Tuesday, April 21, 2015
Mother Time
I remember almost everything about the day. Waking early to oddly rhythmic pains, wondering, in spite of all I knew, what they could be. I sat on the edge of the bed, a legal pad on my lap and a pen in my hand, thinking about nothing but timing. Watching the pot boil -- never a good idea.
My husband went to work. He returned about two hours later. I was still sitting on the edge of the bed, a legal pad still on my lap, a pen still in my hand. The intervals between contractions had not changed, unless you count minor fluctuations. Four minutes fifty-two seconds, give or take a few. It was a beautiful day, so we took a walk. I vaguely remember them telling us in Lamaze class that walking would speed things up. Walking, and Chinese food. Chinese food had been my pickles and ice cream for at least seven months. Still, I was well past my due date. I expected very little from the walk, other than sunshine and a little distraction.
As it turns out the distraction was good. It was a beautiful day, and we walked the five or six blocks to the book store on Wells Street. My husband loves book stores -- at least he did, back then, when they existed -- but even he couldn't seem to settle down among the shelves. We walked back, enjoying the sunshine, doing anything we could to avoid comprehending how our lives were about to change.

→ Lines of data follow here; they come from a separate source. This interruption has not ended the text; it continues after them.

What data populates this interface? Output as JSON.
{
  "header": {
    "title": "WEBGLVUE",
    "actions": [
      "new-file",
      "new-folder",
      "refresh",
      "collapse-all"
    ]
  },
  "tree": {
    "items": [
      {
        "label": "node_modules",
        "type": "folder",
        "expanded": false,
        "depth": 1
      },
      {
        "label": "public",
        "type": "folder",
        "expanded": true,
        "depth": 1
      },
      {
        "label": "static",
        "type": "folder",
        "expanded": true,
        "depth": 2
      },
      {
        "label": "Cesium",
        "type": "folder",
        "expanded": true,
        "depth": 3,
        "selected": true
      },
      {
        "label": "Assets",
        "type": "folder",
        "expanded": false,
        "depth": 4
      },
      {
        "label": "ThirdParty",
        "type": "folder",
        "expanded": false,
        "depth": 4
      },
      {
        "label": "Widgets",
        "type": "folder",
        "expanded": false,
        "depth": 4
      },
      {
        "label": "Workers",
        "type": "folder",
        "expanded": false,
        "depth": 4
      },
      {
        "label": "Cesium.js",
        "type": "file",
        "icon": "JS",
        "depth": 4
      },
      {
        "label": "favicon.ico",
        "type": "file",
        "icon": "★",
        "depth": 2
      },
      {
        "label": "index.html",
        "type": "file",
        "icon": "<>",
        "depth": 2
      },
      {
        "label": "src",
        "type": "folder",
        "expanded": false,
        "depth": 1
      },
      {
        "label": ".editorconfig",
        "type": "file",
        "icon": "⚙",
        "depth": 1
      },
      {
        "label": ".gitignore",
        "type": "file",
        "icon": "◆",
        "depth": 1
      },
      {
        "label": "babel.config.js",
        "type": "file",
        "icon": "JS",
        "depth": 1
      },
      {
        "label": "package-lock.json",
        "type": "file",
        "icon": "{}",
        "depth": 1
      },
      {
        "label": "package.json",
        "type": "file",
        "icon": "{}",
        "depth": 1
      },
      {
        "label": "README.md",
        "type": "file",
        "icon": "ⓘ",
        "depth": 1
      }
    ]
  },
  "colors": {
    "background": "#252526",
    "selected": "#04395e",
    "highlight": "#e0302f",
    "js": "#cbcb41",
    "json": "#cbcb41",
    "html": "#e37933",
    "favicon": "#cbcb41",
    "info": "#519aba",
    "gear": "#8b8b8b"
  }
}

The walk was as unproductive as the months of Chinese food. Contractionally speaking, anyway. Four minutes, fifty-two seconds, give or take a few. I was growing impatient; we had things to do. Like return some overdue movies to Blockbuster.
That race to the hospital in a taxi cab, the barely remembered suitcase that had been packed for weeks, the puddle of water on the floor at the most inopportune time -- well, that's all the stuff of television and movies and I suppose all the other women coming in to the hospital that day and popping out babies while I lay hooked up to a fetal monitor for an eternity, making inane conversation with a radiologist. Three shifts of nurses. Three different doctors on call, none of whom appeared to be mine.
It was Passover, and my extended family in New York was enjoying a Seder, as if the world were not about to be turned on its head. They called, mouths full of matzoh balls, while I was in the midst of a particularly inane conversation with the radiologist.
"My baby's heartbeat looks awfully low," I told him. Another thing I had learned in Lamaze, other than the Chinese food and walking thing: how to read a fetal monitor. I ignored the part about breathing -- that's why they make narcotics.
"It's fine."
Pause. An uncomfortably pregnant pause.
"I really think it's a little low. And Happy Passover to you too Aunt Sylvia."
"It's not low. It fluctuates."
"@#%$&!" I pushed the nurse call button.
"What?" That was my mom. The radiologist was doing his best to ignore me.
Well, thank goodness these were the days before Skype and FaceTime because the last thing your entire family needs to see while they're enjoying a ritual holiday meal is a grotesquely pregnant me flipped over onto all fours while a team of medical personnel scream calmly at each other and fiddle with all sorts of instruments on a crash cart. One of the nurses grabbed the phone from me. "She'll call you back. Have a fifth glass of wine." She shot the anesthesiologist a withering look.
Anyway, while this was all going on my husband, returning from his seventeenth coffee run, walked in to the horrifying rear view of me on all fours (no, this was not a good thing at that particular moment) with my huge hanging belly being slapped silly by a bunch of nurses. Enough to put you off your feed, as he would have said. Amazingly, we still managed to have two more children after that and didn't even break up until many years later.
As surprised as I had been about the contractions in the morning, five full days after my due date, I was even more surprised when my first child was born. "She's beautiful," the doctor said, holding her up.
"It's a girl?" I asked. I had already told him it was a girl. I had already told him her name. Motherhood makes you lose a few brain cells, and I think a lot of mine seeped out with the placenta.
I don't miss the brain cells. I get nostalgic sometimes -- about that beautiful day in April, before I knew much of anything, certainly nowhere near what I know now, in spite of my diminished capacity. I sat on the edge of my bed this morning, thinking not about timing but about time. I wonder how it has all passed this quickly, and I still marvel at the miracle who changed my world forever on that beautiful day in April.